True Tales of Medical Physics illustrates what a career in medical physics is like better than any textbook can (even IPMB!). Some of the authors worked on old, now obsolete devices—colbalt-60 radiation therapy, the betatron, film/screen cassettes—but they also helped develop today’s cutting edge technologies: computed tomography (CT), intensity-modulated radiation therapy (IMRT), magnetic resonance imaging (MRI), and medical ultrasound (US). These authors worked at leading medical institutions, such as the Memorial Sloan Kettering Cancer Center and the MD Anderson Cancer Center. Many were included in the IOMP’s 50th anniversary list of 50 medical physicists who have made an outstanding contribution to the advancement of medical physics over the last 50 years (I can’t help but compare this to the list of the 50 greatest basketball players prepared by the National Basketball Association on their 50th anniversary).
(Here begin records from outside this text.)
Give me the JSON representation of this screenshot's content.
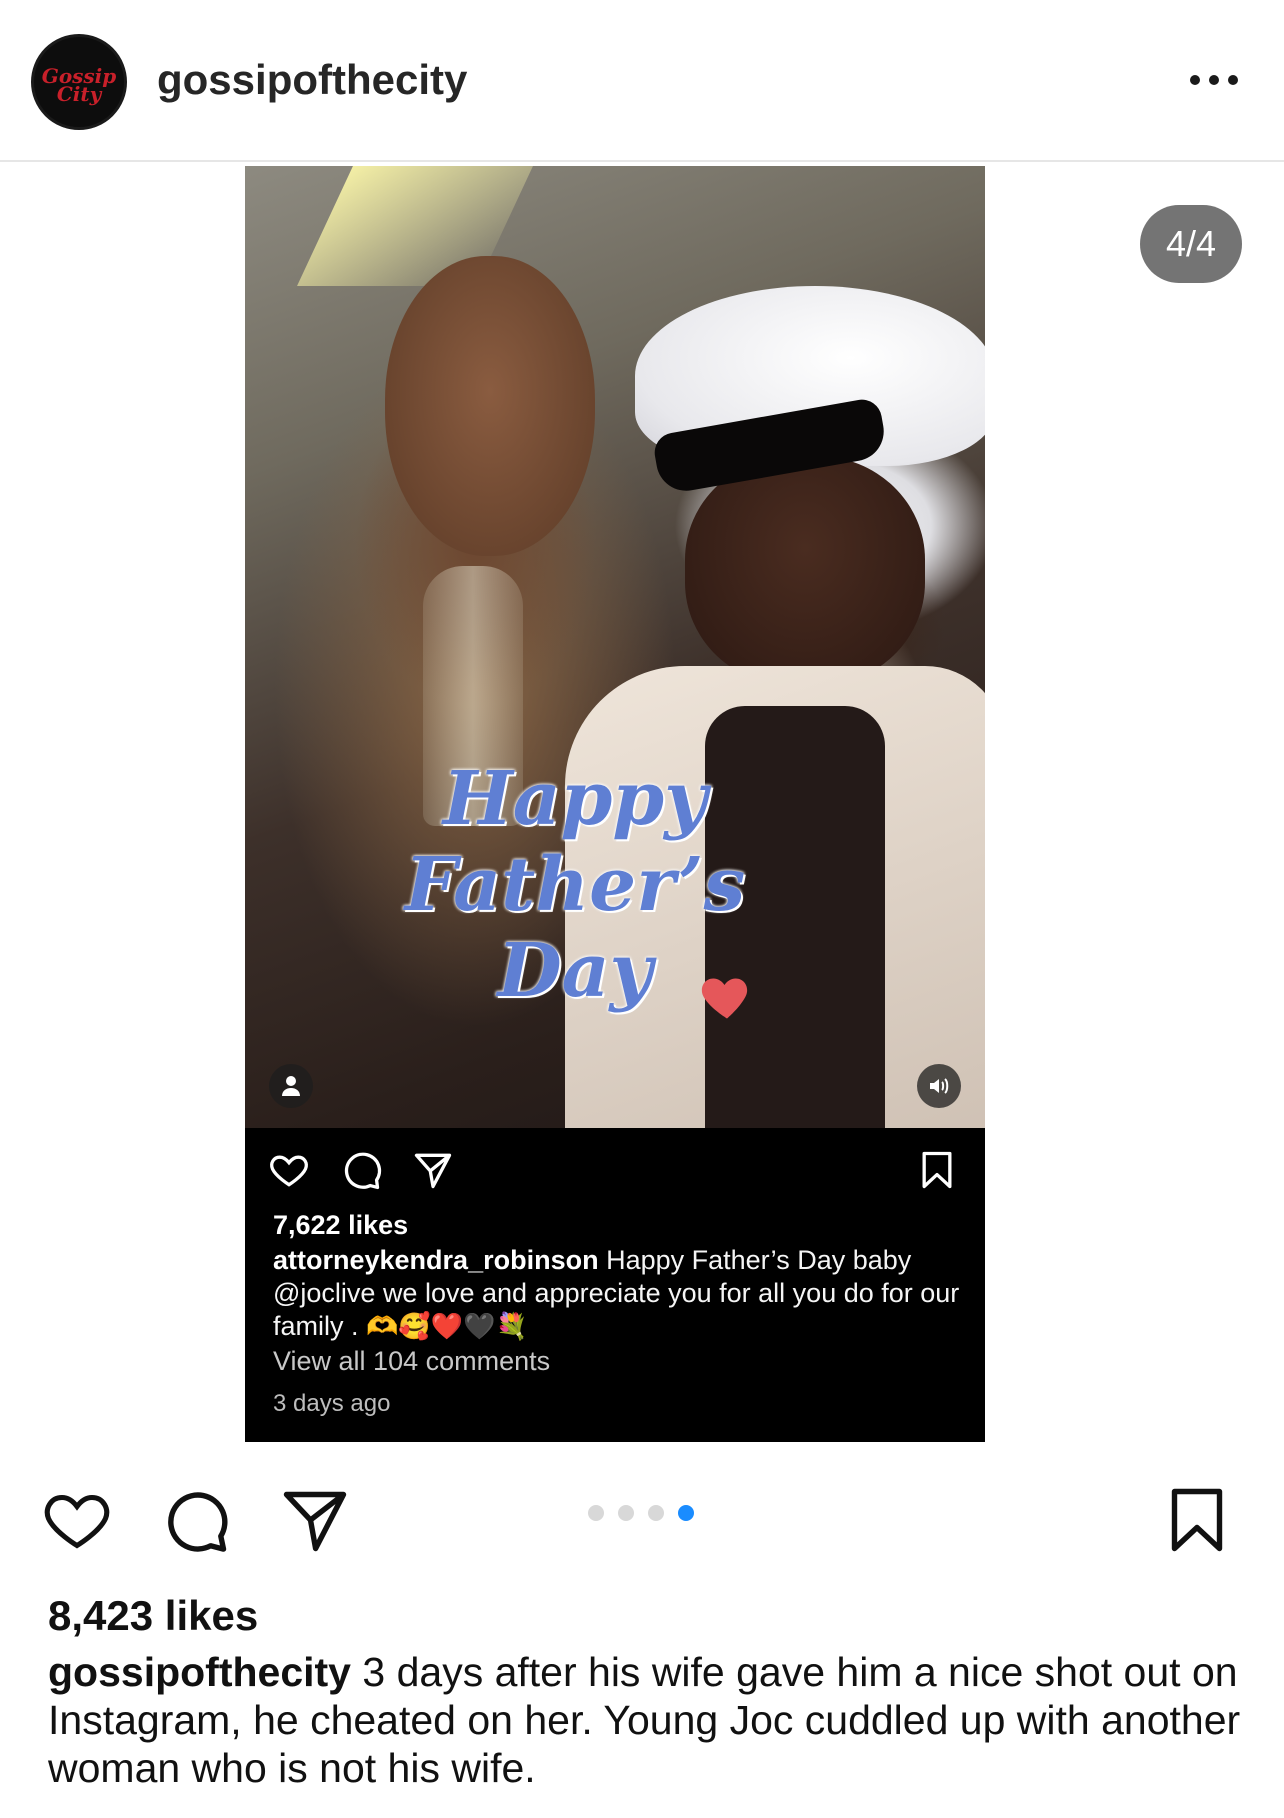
{
  "header": {
    "avatar_text": "Gossip City",
    "username": "gossipofthecity"
  },
  "media": {
    "counter": "4/4",
    "sticker": {
      "line1": "Happy",
      "line2": "Father’s",
      "line3": "Day"
    },
    "inner_post": {
      "likes": "7,622 likes",
      "username": "attorneykendra_robinson",
      "caption_text": "Happy Father’s Day baby @joclive we love and appreciate you  for all you do for our family .",
      "caption_emojis": "🫶🥰❤️🖤💐",
      "view_comments": "View all 104 comments",
      "time": "3 days ago"
    }
  },
  "carousel": {
    "total": 4,
    "active_index": 3
  },
  "post": {
    "likes": "8,423 likes",
    "username": "gossipofthecity",
    "caption": "3 days after his wife gave him a nice shot out on Instagram, he cheated on her. Young Joc cuddled up with another woman who is not his wife."
  },
  "colors": {
    "sticker_text": "#5f7fd3",
    "active_dot": "#1a8cff",
    "inactive_dot": "#d8d8d8",
    "logo_red": "#c8202a"
  }
}
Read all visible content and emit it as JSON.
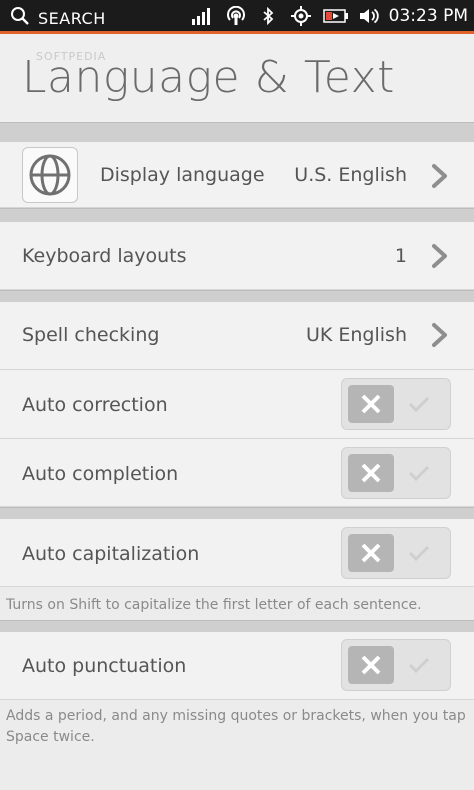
{
  "status_bar": {
    "search_label": "SEARCH",
    "time": "03:23 PM",
    "indicators": [
      "signal-icon",
      "hotspot-icon",
      "bluetooth-icon",
      "location-icon",
      "battery-icon",
      "volume-icon"
    ]
  },
  "header": {
    "title": "Language & Text",
    "watermark": "SOFTPEDIA"
  },
  "rows": {
    "display_language": {
      "label": "Display language",
      "value": "U.S. English"
    },
    "keyboard_layouts": {
      "label": "Keyboard layouts",
      "value": "1"
    },
    "spell_checking": {
      "label": "Spell checking",
      "value": "UK English"
    },
    "auto_correction": {
      "label": "Auto correction",
      "state": "off"
    },
    "auto_completion": {
      "label": "Auto completion",
      "state": "off"
    },
    "auto_capitalization": {
      "label": "Auto capitalization",
      "state": "off",
      "note": "Turns on Shift to capitalize the first letter of each sentence."
    },
    "auto_punctuation": {
      "label": "Auto punctuation",
      "state": "off",
      "note": "Adds a period, and any missing quotes or brackets, when you tap Space twice."
    }
  },
  "colors": {
    "accent": "#e1622b",
    "statusbar": "#1b1b1b",
    "background": "#ececec"
  }
}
While I enjoyed all the chapters in True Tales, my favorite was by Marcel van Herk, a Steve Wozniak-like Dutch electronics guru. He started out as a 12-year-old hobbyist who built his own computer. Van Herk writes “One of the first things I did was to design and build a completely functional relay-based full adder (a circuit that can add two 4-bit binary numbers), soldered together while listening to Black Sabbath’s Iron Man in the living room, not totally to my mother’s liking due to the music and the spilled solder on the carpet. The parts I used were small electromechanical relays from 1950 punched card sorting machines, acquired cheaply.” He ended up developing software for the Elekta cone-beam CT imaging guidance system integrated with a medical linear accelerator. While his story is fascinating, it’s not uncommon; many of these scientists traveled individual, meandering paths into medical physics, taking them from a clueless neophyte to a giant in their field. A key lesson for students is that there’s no single route to success in science, and certainly not in medical physics.

If you are considering possible careers, I urge you to read True Tale of Medical Physics. It may change your life. You may change medicine.